Mein Handy spielt mittlerweile Lenkers Song »Angels« ab. Warum ich mit ihrer Musik im Ohr durch den Wald wandele? Ganz einfach: Ihr letztes Album »songs« schrieb sie während eines mehrwöchigen Aufenthalts in einer einsamen Waldhütte – daher habe ich das Gefühl, ihr näher zu kommen zu können, wenn ich ihre Musik bei einem Waldbad analysiere.
Aus meinen Kopfhörern vernehme ich wiederum kurze Stille: Ein Liederwechsel steht an und »anything« erklingt. »I Don’t wanna talk about anyone«. Ich bleibe stehen und frage mich, ob darin wohl Adrianne Lenkers Lebens-Philosophie liegt: Dass sie sich selbst genügt. Dass sie die Einsamkeit schätzt und ihr sturer Gegen-den Strom-Schwimm-Kopf zu wissen scheint, was ihr guttut – und wie sie ihrer Musik Frische und Einzigartigkeit verleiht.
Als Jugendliche krempelt Adrianne Lenker ihr Leben um: Ihre Eltern waren inzwischen geschieden und sie hatte mit 14 bereits ihr Debüt-Album veröffentlicht, als sie sich gegen die Obhut der Eltern stellt und einen High School-Besuch ablehnt. Stattdessen reist sie auf eigene Faust mit einem Van durch das Land. Später holt sie das High-School-Diplom als externe Teilnehmerin nach und erhält prompt ein Stipendium für die angesehene Berklee School of Music, die sie 2012 mit einem Diplom erfolgreich abschloss.
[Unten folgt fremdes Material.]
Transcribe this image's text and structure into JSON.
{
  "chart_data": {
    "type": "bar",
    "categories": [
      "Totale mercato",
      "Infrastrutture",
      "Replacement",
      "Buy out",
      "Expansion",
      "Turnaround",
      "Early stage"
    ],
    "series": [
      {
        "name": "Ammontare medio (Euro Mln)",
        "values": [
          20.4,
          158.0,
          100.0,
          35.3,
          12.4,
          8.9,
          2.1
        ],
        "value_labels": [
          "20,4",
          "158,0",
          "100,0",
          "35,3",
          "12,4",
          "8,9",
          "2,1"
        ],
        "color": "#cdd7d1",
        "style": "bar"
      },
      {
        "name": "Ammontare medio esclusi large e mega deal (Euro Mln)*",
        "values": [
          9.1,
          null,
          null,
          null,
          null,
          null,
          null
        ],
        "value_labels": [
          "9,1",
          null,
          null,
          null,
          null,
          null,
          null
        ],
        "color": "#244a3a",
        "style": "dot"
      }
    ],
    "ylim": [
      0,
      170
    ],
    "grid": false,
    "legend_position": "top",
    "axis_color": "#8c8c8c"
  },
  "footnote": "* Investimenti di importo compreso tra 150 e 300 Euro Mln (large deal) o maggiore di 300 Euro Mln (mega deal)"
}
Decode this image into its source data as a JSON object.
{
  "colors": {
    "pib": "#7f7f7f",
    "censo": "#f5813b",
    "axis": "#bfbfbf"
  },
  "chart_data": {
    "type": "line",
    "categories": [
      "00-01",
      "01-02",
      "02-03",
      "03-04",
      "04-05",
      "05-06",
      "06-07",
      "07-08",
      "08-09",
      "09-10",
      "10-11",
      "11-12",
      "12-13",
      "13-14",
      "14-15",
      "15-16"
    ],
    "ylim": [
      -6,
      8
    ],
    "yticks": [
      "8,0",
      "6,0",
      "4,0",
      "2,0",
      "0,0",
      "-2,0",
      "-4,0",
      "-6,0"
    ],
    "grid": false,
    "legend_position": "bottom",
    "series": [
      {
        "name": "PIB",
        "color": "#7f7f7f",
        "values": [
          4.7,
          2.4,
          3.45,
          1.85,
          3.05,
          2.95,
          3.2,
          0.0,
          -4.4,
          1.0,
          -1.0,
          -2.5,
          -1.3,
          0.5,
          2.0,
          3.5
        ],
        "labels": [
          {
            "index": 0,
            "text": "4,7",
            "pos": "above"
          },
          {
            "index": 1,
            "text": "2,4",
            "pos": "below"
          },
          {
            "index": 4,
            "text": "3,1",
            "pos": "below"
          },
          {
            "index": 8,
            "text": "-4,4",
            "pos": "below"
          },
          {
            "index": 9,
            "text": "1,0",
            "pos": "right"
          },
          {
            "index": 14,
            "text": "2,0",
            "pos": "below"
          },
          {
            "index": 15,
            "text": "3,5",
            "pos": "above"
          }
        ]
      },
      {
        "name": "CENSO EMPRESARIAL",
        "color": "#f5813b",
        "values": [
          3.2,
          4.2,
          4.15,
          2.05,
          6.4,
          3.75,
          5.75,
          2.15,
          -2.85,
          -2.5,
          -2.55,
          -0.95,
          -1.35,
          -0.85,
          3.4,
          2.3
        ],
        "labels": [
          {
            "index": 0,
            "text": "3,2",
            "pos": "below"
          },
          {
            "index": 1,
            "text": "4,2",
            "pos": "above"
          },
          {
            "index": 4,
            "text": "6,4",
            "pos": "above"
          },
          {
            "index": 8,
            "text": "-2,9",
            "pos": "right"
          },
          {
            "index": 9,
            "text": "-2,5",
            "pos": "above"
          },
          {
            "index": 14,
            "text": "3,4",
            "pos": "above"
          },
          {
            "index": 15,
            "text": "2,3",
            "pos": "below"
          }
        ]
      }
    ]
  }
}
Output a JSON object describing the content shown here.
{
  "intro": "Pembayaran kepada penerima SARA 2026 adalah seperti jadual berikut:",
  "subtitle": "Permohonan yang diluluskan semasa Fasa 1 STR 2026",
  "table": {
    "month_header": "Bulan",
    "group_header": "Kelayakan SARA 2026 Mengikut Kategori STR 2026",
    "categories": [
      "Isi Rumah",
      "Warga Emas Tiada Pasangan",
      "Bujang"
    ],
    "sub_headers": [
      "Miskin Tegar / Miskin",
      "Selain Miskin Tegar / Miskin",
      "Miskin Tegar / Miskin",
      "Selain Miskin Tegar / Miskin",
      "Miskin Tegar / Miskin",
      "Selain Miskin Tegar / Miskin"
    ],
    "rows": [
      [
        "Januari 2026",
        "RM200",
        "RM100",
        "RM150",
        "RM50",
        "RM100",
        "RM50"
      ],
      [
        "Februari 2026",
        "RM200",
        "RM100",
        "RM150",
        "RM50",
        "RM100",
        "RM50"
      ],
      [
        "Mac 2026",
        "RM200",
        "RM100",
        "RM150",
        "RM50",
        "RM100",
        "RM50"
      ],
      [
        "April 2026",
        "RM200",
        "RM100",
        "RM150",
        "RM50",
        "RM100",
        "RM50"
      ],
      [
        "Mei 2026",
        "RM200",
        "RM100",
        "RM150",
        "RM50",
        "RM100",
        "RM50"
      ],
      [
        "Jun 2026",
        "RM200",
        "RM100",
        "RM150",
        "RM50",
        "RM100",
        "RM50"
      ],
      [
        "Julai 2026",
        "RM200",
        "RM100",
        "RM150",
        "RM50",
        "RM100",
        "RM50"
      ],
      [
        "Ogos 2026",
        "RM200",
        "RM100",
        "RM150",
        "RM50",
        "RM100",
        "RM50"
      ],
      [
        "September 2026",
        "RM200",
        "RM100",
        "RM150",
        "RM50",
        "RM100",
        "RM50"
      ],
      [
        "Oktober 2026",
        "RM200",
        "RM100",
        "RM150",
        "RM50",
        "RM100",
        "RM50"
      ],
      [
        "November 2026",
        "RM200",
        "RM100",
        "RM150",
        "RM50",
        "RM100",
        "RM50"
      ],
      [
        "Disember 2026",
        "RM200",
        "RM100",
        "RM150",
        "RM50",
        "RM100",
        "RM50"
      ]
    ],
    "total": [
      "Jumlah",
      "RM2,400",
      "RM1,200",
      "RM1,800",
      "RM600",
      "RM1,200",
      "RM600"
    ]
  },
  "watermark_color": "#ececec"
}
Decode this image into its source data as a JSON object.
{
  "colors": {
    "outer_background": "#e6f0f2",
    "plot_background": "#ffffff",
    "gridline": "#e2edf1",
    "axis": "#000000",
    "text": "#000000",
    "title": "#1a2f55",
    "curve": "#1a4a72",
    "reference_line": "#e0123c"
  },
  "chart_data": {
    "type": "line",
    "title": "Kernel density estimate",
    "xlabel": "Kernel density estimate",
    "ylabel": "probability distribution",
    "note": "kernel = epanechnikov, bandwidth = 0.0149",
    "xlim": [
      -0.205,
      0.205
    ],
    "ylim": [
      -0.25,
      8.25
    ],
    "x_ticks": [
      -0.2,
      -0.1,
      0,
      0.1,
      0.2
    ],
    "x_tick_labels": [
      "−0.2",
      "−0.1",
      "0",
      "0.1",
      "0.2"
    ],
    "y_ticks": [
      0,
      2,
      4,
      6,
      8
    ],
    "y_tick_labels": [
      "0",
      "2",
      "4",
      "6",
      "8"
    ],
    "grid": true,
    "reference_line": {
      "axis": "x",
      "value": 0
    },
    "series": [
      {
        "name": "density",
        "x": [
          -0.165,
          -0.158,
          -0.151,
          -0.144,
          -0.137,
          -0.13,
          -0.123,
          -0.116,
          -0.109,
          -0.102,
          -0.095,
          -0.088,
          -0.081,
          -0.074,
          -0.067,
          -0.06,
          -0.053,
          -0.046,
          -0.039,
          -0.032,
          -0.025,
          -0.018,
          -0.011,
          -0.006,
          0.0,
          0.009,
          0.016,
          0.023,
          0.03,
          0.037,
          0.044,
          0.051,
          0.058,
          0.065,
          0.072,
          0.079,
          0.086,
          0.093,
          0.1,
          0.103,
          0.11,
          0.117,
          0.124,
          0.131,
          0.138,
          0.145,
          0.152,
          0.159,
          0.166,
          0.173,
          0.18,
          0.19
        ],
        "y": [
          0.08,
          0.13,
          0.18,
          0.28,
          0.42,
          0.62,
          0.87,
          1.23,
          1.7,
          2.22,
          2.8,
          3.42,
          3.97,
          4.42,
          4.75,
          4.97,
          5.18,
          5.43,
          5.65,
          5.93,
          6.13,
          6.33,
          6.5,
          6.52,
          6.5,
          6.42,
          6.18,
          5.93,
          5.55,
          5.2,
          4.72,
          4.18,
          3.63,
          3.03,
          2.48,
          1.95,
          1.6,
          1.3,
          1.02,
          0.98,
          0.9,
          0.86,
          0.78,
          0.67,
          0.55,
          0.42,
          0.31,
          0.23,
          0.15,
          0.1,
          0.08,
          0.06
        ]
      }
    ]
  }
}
Meine Ohren kommen inzwischen in den Genuss von »symbol«; ich stelle es mir bildlich vor: Adrianne Lenker mit ihrer Gitarre in ihrer Blockhütte im Wald – den Ort, wo sie sich unbeschwert fühlt; unbeschwert genug, um ihre Finger wie Federn im Wind über die Gitarrenseiten schweben zu lassen und sphärische Klänge aus dem Instrument zu erwecken, die in meinem Kopf Schwindel auslösen. Und unbeschwert genug, um mit ihrer sanften, hauchenden Stimme die Musik mit poetischen Worten zu umschmeicheln und mein Herz in eine wohlige Wärme zu hüllen. Der Song hat eine belebende Wirkung auf mich. Ich setze meine Beine schneller in Bewegung und streife im Laufschritt Bäume und Sträucher mit meinen Fingerspitzen – Für einen kurzen Moment fühle ich mich dabei so befreit, dass ich meine ursprüngliche Absicht vergesse: Die Musik verstehen zu wollen. Dann aber fällt mir auf, wie sehr mich die Klänge doch fesseln. Ist es nicht paradox? Wie besessen renne ich beim Erklingen des Liedes los und fühle mich trotz des unsichtbaren Zwanges befreit. Wie ist das möglich? Was genau ist es denn, was mich an dem Song so fasziniert? Ist es die Stimme, der Rhythmus, das vorantreibende Gitarren-Riff, die Harmonik…?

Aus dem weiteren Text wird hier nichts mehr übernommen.